There are five orders of ice cream. Each ice cream order has a distinct cone, distinct ice cream flavor, and distinct topping. I have to put on a cone before I can put on ice cream, and I have to put on ice cream before I can put on the topping. I can arrange the orders multiple ways. For example, I can put out all three cones, then put on the ice cream then the toppings. Or I can just build each individual order up one by one. How many sequences can I fulfill the 5 orders? (I can only do 1 action at a time)

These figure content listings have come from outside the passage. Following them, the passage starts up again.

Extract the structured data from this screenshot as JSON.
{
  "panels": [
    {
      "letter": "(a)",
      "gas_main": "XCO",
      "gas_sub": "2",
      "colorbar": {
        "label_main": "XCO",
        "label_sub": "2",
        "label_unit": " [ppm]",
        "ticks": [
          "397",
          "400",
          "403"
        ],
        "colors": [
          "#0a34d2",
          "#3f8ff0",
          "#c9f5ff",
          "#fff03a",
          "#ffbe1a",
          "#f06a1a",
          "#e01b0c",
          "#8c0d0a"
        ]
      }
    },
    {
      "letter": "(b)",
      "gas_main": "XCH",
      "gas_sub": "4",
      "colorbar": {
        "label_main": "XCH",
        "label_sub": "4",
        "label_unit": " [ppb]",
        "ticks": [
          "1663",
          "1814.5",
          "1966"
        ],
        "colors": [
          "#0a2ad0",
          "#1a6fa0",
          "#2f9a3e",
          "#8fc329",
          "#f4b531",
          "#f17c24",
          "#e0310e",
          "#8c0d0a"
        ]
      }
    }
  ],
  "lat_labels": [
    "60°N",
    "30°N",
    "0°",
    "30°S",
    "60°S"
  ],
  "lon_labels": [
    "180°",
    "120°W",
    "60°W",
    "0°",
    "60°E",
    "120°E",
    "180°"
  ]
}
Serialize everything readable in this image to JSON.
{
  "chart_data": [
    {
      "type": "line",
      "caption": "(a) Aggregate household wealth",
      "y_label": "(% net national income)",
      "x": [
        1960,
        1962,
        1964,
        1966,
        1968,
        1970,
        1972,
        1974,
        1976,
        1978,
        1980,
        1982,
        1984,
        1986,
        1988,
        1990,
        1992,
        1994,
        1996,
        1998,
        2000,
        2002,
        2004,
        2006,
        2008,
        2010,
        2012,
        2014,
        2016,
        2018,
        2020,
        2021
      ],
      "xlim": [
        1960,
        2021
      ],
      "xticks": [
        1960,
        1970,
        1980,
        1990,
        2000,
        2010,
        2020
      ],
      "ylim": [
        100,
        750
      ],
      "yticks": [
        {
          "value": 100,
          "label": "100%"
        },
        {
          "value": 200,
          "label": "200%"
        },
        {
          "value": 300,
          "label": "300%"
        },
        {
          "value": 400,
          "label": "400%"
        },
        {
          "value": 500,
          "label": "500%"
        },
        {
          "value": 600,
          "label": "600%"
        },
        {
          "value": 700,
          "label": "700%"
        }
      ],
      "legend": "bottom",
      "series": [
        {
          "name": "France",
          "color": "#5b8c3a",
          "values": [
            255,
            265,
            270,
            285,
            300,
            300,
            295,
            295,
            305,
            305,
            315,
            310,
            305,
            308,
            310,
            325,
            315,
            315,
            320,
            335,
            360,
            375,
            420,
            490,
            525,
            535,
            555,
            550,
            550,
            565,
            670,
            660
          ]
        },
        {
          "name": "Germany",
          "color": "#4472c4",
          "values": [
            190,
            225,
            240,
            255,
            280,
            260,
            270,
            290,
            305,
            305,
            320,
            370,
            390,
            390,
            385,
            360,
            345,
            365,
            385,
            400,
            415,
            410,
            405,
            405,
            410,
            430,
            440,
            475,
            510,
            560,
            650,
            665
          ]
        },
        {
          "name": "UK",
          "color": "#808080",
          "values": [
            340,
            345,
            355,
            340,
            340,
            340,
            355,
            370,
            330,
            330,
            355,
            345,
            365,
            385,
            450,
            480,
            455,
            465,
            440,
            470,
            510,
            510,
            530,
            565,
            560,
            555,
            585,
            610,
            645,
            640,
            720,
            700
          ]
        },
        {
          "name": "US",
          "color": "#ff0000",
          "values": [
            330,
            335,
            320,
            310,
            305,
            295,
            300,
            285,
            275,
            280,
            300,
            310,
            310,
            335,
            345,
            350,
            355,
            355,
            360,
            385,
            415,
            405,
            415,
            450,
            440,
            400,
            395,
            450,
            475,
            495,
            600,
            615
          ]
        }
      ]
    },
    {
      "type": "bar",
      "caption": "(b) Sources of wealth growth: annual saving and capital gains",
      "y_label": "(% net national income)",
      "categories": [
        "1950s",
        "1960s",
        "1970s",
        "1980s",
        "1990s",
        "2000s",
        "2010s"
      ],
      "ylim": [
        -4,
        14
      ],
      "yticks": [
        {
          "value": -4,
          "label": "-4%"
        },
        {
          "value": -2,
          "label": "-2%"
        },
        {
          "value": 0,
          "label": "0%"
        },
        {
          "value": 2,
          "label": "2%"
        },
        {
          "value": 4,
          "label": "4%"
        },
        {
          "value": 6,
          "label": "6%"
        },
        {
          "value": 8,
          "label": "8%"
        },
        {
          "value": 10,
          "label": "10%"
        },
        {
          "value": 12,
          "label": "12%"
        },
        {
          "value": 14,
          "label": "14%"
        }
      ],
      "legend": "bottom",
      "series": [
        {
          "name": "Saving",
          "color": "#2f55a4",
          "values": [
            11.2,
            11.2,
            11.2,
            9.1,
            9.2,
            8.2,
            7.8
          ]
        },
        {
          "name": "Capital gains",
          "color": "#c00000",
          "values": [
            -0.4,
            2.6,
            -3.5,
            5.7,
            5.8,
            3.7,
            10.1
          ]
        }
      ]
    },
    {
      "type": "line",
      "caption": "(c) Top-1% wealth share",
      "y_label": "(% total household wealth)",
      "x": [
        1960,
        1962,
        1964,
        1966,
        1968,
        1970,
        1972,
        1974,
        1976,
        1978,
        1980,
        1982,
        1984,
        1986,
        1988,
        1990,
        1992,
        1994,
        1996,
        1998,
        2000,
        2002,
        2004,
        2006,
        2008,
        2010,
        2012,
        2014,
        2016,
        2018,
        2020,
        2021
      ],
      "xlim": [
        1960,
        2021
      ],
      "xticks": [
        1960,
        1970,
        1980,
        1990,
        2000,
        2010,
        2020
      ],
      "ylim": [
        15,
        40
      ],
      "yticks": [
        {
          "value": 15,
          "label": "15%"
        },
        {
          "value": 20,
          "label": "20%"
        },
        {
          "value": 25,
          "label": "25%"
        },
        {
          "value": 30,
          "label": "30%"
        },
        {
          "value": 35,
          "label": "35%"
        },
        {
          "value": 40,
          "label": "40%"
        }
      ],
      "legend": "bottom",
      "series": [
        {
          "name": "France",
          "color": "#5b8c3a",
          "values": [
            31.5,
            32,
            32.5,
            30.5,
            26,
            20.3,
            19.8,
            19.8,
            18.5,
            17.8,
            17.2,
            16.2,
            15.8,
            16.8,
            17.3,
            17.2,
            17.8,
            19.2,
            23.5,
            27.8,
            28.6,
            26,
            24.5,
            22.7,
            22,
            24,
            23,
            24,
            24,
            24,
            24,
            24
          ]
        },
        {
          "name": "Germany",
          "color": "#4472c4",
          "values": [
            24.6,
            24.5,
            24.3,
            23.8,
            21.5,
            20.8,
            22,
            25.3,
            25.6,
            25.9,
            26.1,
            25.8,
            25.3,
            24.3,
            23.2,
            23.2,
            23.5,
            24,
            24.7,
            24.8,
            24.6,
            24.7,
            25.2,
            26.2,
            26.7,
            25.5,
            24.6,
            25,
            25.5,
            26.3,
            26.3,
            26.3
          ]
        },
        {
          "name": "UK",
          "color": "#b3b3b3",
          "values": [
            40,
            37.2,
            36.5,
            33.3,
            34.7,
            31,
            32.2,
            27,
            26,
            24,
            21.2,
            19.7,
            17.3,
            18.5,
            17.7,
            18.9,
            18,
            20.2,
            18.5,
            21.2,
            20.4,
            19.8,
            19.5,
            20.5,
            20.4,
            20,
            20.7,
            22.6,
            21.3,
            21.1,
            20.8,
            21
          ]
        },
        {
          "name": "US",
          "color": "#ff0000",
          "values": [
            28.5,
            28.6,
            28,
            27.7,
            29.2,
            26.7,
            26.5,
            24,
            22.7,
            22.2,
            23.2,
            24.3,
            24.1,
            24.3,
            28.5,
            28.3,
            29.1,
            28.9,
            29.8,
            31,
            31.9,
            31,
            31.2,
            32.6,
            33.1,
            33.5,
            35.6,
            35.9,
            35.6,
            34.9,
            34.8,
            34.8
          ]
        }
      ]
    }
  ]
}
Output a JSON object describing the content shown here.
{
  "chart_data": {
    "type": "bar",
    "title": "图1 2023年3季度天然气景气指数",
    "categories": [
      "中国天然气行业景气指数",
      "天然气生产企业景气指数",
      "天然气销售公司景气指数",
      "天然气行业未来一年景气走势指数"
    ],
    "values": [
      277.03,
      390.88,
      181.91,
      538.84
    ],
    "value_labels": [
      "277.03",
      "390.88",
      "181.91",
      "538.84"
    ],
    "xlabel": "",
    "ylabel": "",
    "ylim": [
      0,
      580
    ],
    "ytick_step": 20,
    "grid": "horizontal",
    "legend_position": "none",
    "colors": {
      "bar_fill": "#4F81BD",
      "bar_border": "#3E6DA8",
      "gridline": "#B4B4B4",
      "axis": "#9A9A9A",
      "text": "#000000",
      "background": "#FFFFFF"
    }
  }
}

So my thoughts are: I have 5 options in the beginning (since there are 5 distinct cones) (So 5 choose 1), then when I choose a cone, I can put on that specific cone's ice cream, or put up another cone. So there are another 5 options. But I'm stuck on what to do from here.
Best Answer
So we can think your question like this: we can choose a incomplete order, then build the next item to be put on the order, then choose a incomplete order, then build the next item to be put on the order, etc.
So as there are $5$ orders, we can number them $1, 2, 3, 4, 5$. Then we have $3$ $1$'s, $3$ $2$'s $3$ $3$'s $3$ $4$'s and $3$ $5$'s. Then we have $\frac{(3\times5)!}{{3!}^5}=168168000$ ways. That is a lot!